Both obesity and low BMI are associated with increased morbidity in patients with COPD. Obesity increases the work of breathing and is associated with sleep apnoea, hypoventilation and cor pulmonale, as well as metabolic complications. Malnutrition is an independent predictor of mortality and use of healthcare services in patients with COPD. Energy intake is often reduced due to dyspnoea, medications and lung hyperinflation whereas expenditure is increased due to the metabolic demands of breathing, infections and systemic inflammation. Low BMI and low fat-free mass are inversely associated with respiratory and peripheral muscle function, exercise capacity and health status. Importantly, those with poor nutrition are most likely to benefit from nutrition therapy before an under-nutrition state is established.37 Nutritional supplementation in malnourished patients can improve walking distance and respiratory muscle strength. High-calorie nutritional supplements should be considered in patients with COPD and a low BMI, particularly those who are malnourished and/or have severe disease.
Self-management and action plans
COPD self-management programs may lead to improved health-related quality of life, with reduced exacerbations being a positive outcome of some studies. Other studies have not shown benefit. Trials to date have used a wide range of study designs and interventions, thus no recommendations as to the essential elements of a COPD self-management program can be made.10
Interventions targeting mental health, an active lifestyle, relaxation therapy, use of action plans, correct medication use and facilitated access to services have been found to reduce exacerbations and visits to the emergency department.
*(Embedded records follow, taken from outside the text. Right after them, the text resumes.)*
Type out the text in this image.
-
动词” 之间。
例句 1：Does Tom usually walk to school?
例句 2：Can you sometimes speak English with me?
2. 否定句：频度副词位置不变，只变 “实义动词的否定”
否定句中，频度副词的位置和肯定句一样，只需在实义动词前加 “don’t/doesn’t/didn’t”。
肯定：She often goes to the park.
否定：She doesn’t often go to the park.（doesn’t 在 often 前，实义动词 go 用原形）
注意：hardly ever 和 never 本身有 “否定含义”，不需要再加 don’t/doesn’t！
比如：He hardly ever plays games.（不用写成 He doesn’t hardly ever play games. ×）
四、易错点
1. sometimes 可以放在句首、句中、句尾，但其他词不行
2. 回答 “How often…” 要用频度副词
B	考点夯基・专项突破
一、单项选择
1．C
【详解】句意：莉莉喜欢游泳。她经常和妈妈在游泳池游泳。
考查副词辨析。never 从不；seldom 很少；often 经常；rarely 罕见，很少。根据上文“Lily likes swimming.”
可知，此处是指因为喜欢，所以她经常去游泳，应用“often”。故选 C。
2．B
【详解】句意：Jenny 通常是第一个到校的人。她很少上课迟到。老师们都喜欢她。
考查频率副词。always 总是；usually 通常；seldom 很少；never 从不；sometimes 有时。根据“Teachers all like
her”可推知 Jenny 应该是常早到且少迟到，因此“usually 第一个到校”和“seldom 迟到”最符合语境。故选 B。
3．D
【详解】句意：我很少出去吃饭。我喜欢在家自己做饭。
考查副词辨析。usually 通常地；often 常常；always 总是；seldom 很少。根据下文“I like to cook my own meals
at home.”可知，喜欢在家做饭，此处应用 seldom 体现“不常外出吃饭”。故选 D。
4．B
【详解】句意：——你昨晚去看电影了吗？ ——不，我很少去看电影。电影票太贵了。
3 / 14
Written action plans have been shown to reduce emergency department visits and hospital admissions. Action plans should be completed by the clinician and patient together, with the aim of assisting the patient to identify symptoms of an exacerbation and know what actions they should take. A sample action plan is shown in Figure 2.
Anxiety and depression are common in patients with COPD and are associated with reduced quality of life, poor self-management and medical symptoms. There is also some evidence that mood disorders are independent risk factors for exacerbations and hospitalisations. Elderly patients with COPD prescribed benzodiazepines may be at increased risk of exacerbations; caution with use of these medications, or avoidance, is warranted in all patients with COPD due to their potential for depression of respiratory drive. Behavioural therapy and selective serotonin receptor inhibitors (SSRIs) may be better management options, along with referral to clinical psychologists and psychiatrists.
In patients with debilitating breathlessness despite optimal COPD management, referral for specialist advice, consideration of judicious use of low-dose opiates and palliative care involvement can be considered. Use of a handheld fan can also be of considerable help
Many regions now have specialist multidisciplinary outreach teams to assist in the co-ordination of home care. For example, in Victoria, the Hospital Admission Risk Program aims to reduce avoidable hospital admissions and emergency department presentations (www.health.vic.gov.au/harp-cdm).